A hijacking or terrorist incident was "extremely unlikely", the authors conclude.

Military strikes, human error and technical failure are also ruled out.

Instead, they pin the blame squarely on MH370's "suicidal, mentally-unstable" pilot, hypothesising that Ahmad Shah encouraged co-pilot Fariq Hamid to take a break shortly after take-off, before locking the cockpit door and donning his oxygen mask.

MH370.jpg
After turning off the transponders, Wilson and Taylor speculate, Ahmad Shah proceeded to climb in altitude and depressurise the aircraft "by opening the out-flow valves, turning off the bleed air and air conditioning packs to stop air flowing into the cabin."

At that point, they suggest, panic would have ensued as sleeping passengers were awoken by automatic lights, dropping oxygen masks and crew-members struggling to react to automated warning systems.

Those who didn't get their masks on would have lapsed into unconsciousness, dying "within 4-6 minutes", they say.

Those who did merely prolonged their fate - oxygen supplies would have run out a maximum of 70 minutes afterwards.

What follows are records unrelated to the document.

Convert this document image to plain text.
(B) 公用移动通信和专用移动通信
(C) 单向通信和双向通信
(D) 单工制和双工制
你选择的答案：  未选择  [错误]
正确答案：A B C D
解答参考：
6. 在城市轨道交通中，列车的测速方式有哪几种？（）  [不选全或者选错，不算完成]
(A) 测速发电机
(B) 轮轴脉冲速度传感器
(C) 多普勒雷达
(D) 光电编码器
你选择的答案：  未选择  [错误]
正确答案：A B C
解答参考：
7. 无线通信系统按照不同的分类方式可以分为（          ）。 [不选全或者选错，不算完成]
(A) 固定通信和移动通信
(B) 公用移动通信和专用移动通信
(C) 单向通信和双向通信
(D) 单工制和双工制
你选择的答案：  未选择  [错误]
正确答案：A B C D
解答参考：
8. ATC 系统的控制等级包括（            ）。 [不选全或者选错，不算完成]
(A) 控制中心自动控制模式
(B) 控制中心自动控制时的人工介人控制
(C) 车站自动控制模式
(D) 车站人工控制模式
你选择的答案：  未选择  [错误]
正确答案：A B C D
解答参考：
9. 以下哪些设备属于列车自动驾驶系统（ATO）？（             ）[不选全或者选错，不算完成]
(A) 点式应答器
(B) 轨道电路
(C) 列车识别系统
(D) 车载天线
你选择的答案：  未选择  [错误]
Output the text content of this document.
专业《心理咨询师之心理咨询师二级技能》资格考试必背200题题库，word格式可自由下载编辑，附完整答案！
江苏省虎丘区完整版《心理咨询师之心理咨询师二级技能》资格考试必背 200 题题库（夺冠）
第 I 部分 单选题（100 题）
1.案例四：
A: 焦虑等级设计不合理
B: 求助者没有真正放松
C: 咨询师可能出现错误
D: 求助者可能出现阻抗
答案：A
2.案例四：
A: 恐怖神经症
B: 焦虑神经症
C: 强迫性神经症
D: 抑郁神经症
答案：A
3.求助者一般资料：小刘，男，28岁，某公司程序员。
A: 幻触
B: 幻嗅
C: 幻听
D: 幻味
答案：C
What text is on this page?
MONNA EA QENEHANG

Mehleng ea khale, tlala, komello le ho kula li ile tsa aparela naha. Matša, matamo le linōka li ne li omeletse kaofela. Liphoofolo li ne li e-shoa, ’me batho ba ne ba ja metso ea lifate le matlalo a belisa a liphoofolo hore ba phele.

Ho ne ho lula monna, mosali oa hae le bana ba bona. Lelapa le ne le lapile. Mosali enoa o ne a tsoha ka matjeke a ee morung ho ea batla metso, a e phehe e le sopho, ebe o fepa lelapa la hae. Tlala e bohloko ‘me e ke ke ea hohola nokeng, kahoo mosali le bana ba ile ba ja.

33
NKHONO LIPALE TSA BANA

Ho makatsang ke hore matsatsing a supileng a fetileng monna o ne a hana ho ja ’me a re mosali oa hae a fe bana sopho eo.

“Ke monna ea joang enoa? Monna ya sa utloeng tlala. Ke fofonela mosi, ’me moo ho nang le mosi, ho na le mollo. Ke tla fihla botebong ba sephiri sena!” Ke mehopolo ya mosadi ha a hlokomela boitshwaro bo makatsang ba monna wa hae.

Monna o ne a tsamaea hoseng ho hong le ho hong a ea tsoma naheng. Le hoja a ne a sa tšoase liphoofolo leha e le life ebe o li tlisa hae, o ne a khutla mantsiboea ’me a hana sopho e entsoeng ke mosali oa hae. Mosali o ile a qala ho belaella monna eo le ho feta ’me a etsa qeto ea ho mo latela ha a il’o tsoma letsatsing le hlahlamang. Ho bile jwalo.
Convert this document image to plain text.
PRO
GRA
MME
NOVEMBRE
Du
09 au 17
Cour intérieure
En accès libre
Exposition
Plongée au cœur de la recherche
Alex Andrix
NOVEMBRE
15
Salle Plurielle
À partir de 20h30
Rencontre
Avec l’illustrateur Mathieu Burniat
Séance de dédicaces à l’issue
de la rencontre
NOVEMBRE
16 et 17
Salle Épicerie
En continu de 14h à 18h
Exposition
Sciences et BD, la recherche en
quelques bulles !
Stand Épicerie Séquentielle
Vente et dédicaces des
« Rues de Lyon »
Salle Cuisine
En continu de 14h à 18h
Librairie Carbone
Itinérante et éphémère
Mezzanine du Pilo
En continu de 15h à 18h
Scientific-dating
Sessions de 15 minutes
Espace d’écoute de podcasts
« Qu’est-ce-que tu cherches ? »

Geoff and Ewan book SMALL.jpg
The book suggests two scenarios for what happened next.

The first is that Ahmad Shah allowed his own oxygen to run out after plotting a course for the plane that allowed it become "a true zombie or ghost flight", before ultimately crashing into the ocean.

The second suggests its pilot maintained his oxygen and allowed MH370 to fly on autopilot for several hours, before taking the controls as it ran out of fuel and gliding into a controlled landing that allowed the plane to sink intact to the ocean floor.

Such a scenario, they say, could explain the mystifying lack of fuel slicks and debris turned up in the subsequent search.

In formulating their theory, and discarding a host of others, the authors undertook wide-ranging research into official reports as well as conducting exclusive interviews with, among others, relatives of the deceased - including the pilot.

They portray Ahmad Shah as a man experiencing marital difficulties and political disenchantment before his final flight.

MH370 search.jpg
The book comes as the search for MH370 prepares to enter a new phase - with Australian and Chinese vessels mapping 60,000 sq km of rugged ocean floor before a metre-by-metre search using towed instruments and submersibles gets underway.

That's likely to begin before the end of September, but could take up to a year to complete, according to authorities.

Meanwhile, Malaysia Airways continues to struggle in the wake of two unprecedented tragedies (MH17, another flight, was shot down over Eastern Ukraine on July 17th).

This week, photos apparently showing largely empty planes (below) were widely shared on Twitter.

Malaysia, empty_plane.jpg
A forthcoming re-structuring report is expected to announce job cuts and route rationalisation ahead of second quarter results likely to report heavy losses.

Re-branding and privatisation have been mooted.

Still, the question remains: how can a Boeing 777 disappear without trace?

Without any wreckage to examine, a definitive answer remains elusive.

This is the first book on MH370, but it surely won't be the last.

Goodnight Malaysian 370 is available from Amazon UK as a Kindle eBook at £8/€10.